Then Rachel and Susannah and Leah became aware that Mary had made no answer to this, surely most important and easily answered question. They looked at her and Susannah said, “She’s off again!”

They had grown up together and the three others knew that Mary had these curious lapses; times when she seemed not to hear or see or be with them in any but the physical sense. They’d learned from experience to leave her alone; for five minutes or so she’d behave like a sleep-walker, and then blink and smile and take up the chatter where it had broken off. But before they had learned this, when they were still very young, they’d tried to rouse her.

Once, abruptly, she’d been very sick; and once she had cried, so long and so violently that they had been frightened. Mary’s mother, Anne, was well known for her sharp tongue and hard hand, and although she herself was never overtly indulgent to her daughter, anybody who made Mary cry was in for trouble.

So they’d learned. Amongst themselves they’d talked about it naturally, and reached their own childish conclusion. Mary’s grandmother had been a woman of the desert who had fallen sick and been left for dead by her tribe. Mary’s grandfather, a merchant in a small way, had been coming home with his two camels, had found the woman, brought her to his home and in due time married her. Desert people were known to be different; when they were thirsty or hungry or exhausted or tired they could absent themselves from their suffering bodies and so survive, in some mysterious fashion, where other people would have died.
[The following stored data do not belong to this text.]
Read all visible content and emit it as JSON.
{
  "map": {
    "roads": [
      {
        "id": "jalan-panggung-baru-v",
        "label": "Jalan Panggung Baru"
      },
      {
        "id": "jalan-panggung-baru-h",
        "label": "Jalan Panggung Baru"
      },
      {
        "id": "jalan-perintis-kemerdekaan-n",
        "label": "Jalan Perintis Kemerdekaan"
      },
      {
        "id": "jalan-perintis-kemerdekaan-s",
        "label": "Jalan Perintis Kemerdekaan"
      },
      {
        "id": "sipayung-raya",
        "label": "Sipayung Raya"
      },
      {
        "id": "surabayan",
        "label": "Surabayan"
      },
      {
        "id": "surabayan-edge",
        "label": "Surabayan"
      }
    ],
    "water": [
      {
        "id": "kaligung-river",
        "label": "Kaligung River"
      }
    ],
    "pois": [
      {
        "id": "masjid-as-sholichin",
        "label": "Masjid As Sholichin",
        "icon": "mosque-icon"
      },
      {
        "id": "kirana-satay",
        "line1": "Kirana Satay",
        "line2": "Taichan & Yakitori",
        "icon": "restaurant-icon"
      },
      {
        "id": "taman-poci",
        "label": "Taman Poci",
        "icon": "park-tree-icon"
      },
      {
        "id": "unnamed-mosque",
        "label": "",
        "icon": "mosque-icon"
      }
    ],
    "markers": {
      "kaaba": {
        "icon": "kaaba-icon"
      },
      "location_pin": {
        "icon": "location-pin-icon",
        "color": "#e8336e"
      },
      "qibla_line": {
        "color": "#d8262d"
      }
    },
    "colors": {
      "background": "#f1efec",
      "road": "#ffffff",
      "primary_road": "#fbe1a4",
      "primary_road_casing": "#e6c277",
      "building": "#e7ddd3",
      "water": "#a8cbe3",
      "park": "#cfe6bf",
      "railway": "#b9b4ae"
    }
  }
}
There was something about the desert, the three little village girls had agreed, prophets and holy men often came out of the desert. And as they grew older, they noticed small differences in their well-loved friend, a peculiarly free-striding manner of walking, a way of holding the head, an outspokenness which was startling in one so modest, and these lapses.
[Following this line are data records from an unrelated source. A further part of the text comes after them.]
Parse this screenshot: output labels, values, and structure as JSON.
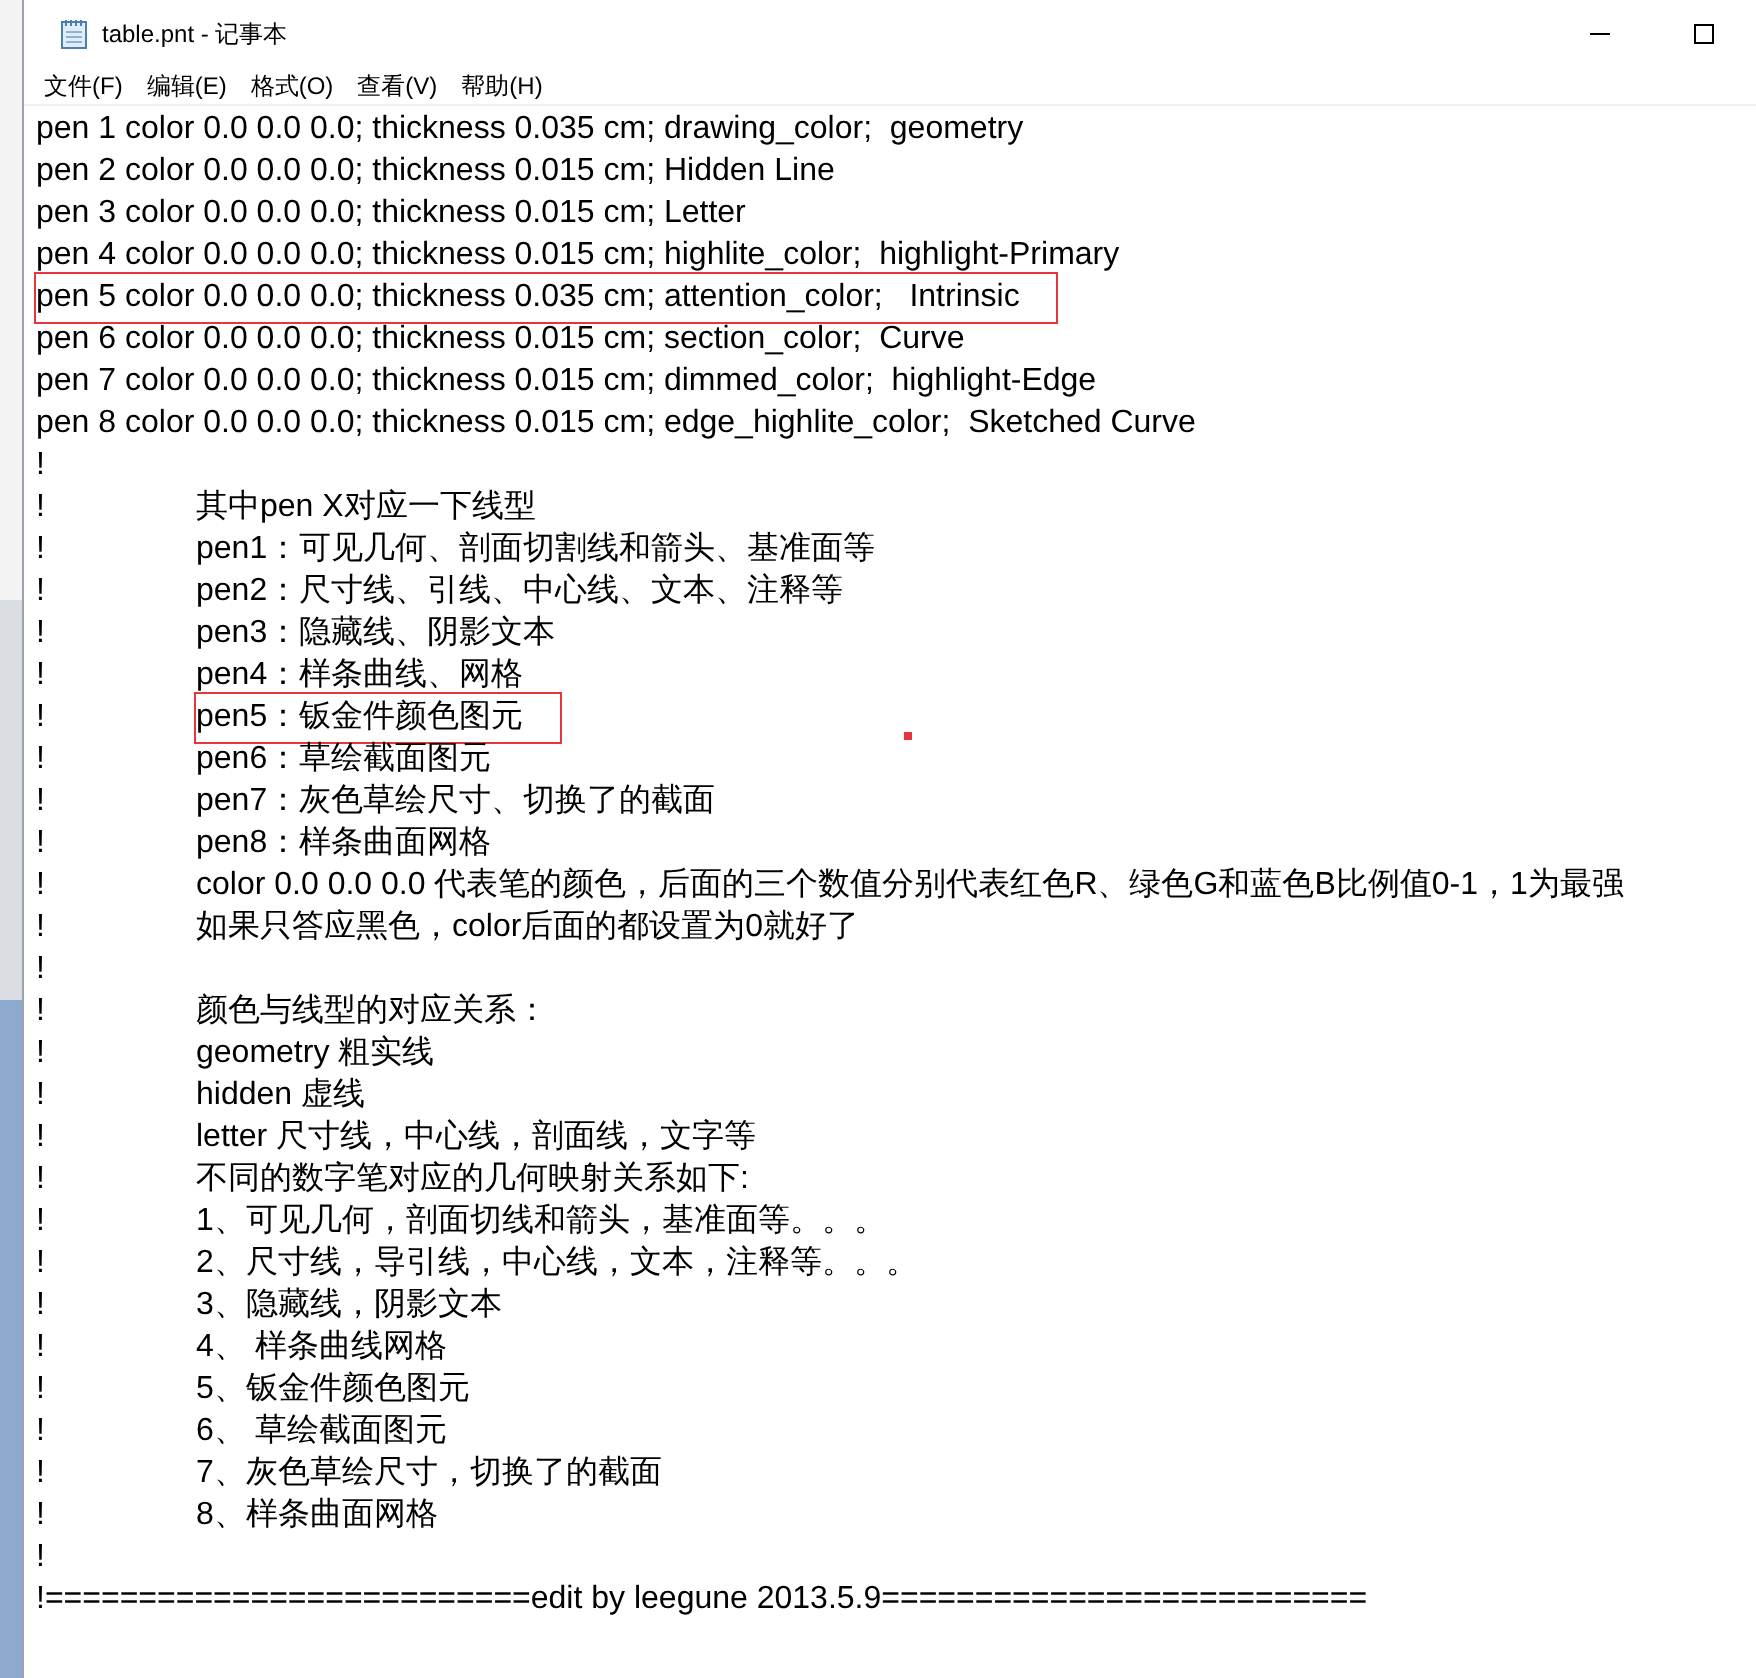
{
  "window": {
    "title": "table.pnt - 记事本"
  },
  "menu": [
    "文件(F)",
    "编辑(E)",
    "格式(O)",
    "查看(V)",
    "帮助(H)"
  ],
  "editor": {
    "stray_dot": true,
    "lines": [
      {
        "kind": "code",
        "text": "pen 1 color 0.0 0.0 0.0; thickness 0.035 cm; drawing_color;  geometry",
        "highlighted": false
      },
      {
        "kind": "code",
        "text": "pen 2 color 0.0 0.0 0.0; thickness 0.015 cm; Hidden Line",
        "highlighted": false
      },
      {
        "kind": "code",
        "text": "pen 3 color 0.0 0.0 0.0; thickness 0.015 cm; Letter",
        "highlighted": false
      },
      {
        "kind": "code",
        "text": "pen 4 color 0.0 0.0 0.0; thickness 0.015 cm; highlite_color;  highlight-Primary",
        "highlighted": false
      },
      {
        "kind": "code",
        "text": "pen 5 color 0.0 0.0 0.0; thickness 0.035 cm; attention_color;   Intrinsic",
        "highlighted": true
      },
      {
        "kind": "code",
        "text": "pen 6 color 0.0 0.0 0.0; thickness 0.015 cm; section_color;  Curve",
        "highlighted": false
      },
      {
        "kind": "code",
        "text": "pen 7 color 0.0 0.0 0.0; thickness 0.015 cm; dimmed_color;  highlight-Edge",
        "highlighted": false
      },
      {
        "kind": "code",
        "text": "pen 8 color 0.0 0.0 0.0; thickness 0.015 cm; edge_highlite_color;  Sketched Curve",
        "highlighted": false
      },
      {
        "kind": "note",
        "marker": "!",
        "highlighted": false
      },
      {
        "kind": "note",
        "marker": "!",
        "text": "其中pen X对应一下线型",
        "highlighted": false
      },
      {
        "kind": "note",
        "marker": "!",
        "text": "pen1：可见几何、剖面切割线和箭头、基准面等",
        "highlighted": false
      },
      {
        "kind": "note",
        "marker": "!",
        "text": "pen2：尺寸线、引线、中心线、文本、注释等",
        "highlighted": false
      },
      {
        "kind": "note",
        "marker": "!",
        "text": "pen3：隐藏线、阴影文本",
        "highlighted": false
      },
      {
        "kind": "note",
        "marker": "!",
        "text": "pen4：样条曲线、网格",
        "highlighted": false
      },
      {
        "kind": "note",
        "marker": "!",
        "text": "pen5：钣金件颜色图元",
        "highlighted": true
      },
      {
        "kind": "note",
        "marker": "!",
        "text": "pen6：草绘截面图元",
        "highlighted": false
      },
      {
        "kind": "note",
        "marker": "!",
        "text": "pen7：灰色草绘尺寸、切换了的截面",
        "highlighted": false
      },
      {
        "kind": "note",
        "marker": "!",
        "text": "pen8：样条曲面网格",
        "highlighted": false
      },
      {
        "kind": "note",
        "marker": "!",
        "text": "color 0.0 0.0 0.0 代表笔的颜色，后面的三个数值分别代表红色R、绿色G和蓝色B比例值0-1，1为最强",
        "highlighted": false
      },
      {
        "kind": "note",
        "marker": "!",
        "text": "如果只答应黑色，color后面的都设置为0就好了",
        "highlighted": false
      },
      {
        "kind": "note",
        "marker": "!",
        "highlighted": false
      },
      {
        "kind": "note",
        "marker": "!",
        "text": "颜色与线型的对应关系：",
        "highlighted": false
      },
      {
        "kind": "note",
        "marker": "!",
        "text": "geometry 粗实线",
        "highlighted": false
      },
      {
        "kind": "note",
        "marker": "!",
        "text": "hidden 虚线",
        "highlighted": false
      },
      {
        "kind": "note",
        "marker": "!",
        "text": "letter 尺寸线，中心线，剖面线，文字等",
        "highlighted": false
      },
      {
        "kind": "note",
        "marker": "!",
        "text": "不同的数字笔对应的几何映射关系如下:",
        "highlighted": false
      },
      {
        "kind": "note",
        "marker": "!",
        "text": "1、可见几何，剖面切线和箭头，基准面等。。。",
        "highlighted": false
      },
      {
        "kind": "note",
        "marker": "!",
        "text": "2、尺寸线，导引线，中心线，文本，注释等。。。",
        "highlighted": false
      },
      {
        "kind": "note",
        "marker": "!",
        "text": "3、隐藏线，阴影文本",
        "highlighted": false
      },
      {
        "kind": "note",
        "marker": "!",
        "text": "4、 样条曲线网格",
        "highlighted": false
      },
      {
        "kind": "note",
        "marker": "!",
        "text": "5、钣金件颜色图元",
        "highlighted": false
      },
      {
        "kind": "note",
        "marker": "!",
        "text": "6、 草绘截面图元",
        "highlighted": false
      },
      {
        "kind": "note",
        "marker": "!",
        "text": "7、灰色草绘尺寸，切换了的截面",
        "highlighted": false
      },
      {
        "kind": "note",
        "marker": "!",
        "text": "8、样条曲面网格",
        "highlighted": false
      },
      {
        "kind": "note",
        "marker": "!",
        "highlighted": false
      },
      {
        "kind": "code",
        "text": "!==========================edit by leegune 2013.5.9==========================",
        "highlighted": false
      }
    ]
  }
}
Rachel, looking at Mary and seeing her state, wished with all her heart that she could similarly absent herself from the connubial bed. Leah said:

“Look the red rags are out. Spring has come!”

“No more donkeys,” Susannah said, shifting Joshua again.

“What a blessing. I hate walking through dung!”

“We’re lucky,” Leah said.

“We have wood. There are places where women have to gather it and use it for fuel. Imagine having to wait till a donkey passed before you could cook your dinner.”

“I don’t believe it,” Rachel said, and an argument began.

The girl named Mary had sighted the red rags and felt the now familiar feeling of sadness and foreboding and desolation. Spring had come; and with the short smooth path closed to them, the donkeys, with their heavy loads, must face the hill. Uphill they slowed down a little, downhill they stumbled, and their riders or their drivers were always

too ready to prod or strike. For her the bad season had begun.

She did not hear the question about her wedding dress. She was thinking, with something very near resentment, why nobody else cared. A donkey was a donkey, a thing, a beast of burden, provided by God to help men with the business of transporting himself or his. goods from place to place. If its pace slowed and a shout proved insufficient incentive to greater effort, a stick or a goad must be used. That was how all reasonable people looked at it; and to think differently was to invite scorn, wonder, amusement. Once, at the sight of a piece of quite gratuitous brutality, she had spoken out, and some of those who heard had laughed, some had been embarrassed for her; the man she had rebuked had been abusive, and, worst of all, had hit the poor donkey even harder.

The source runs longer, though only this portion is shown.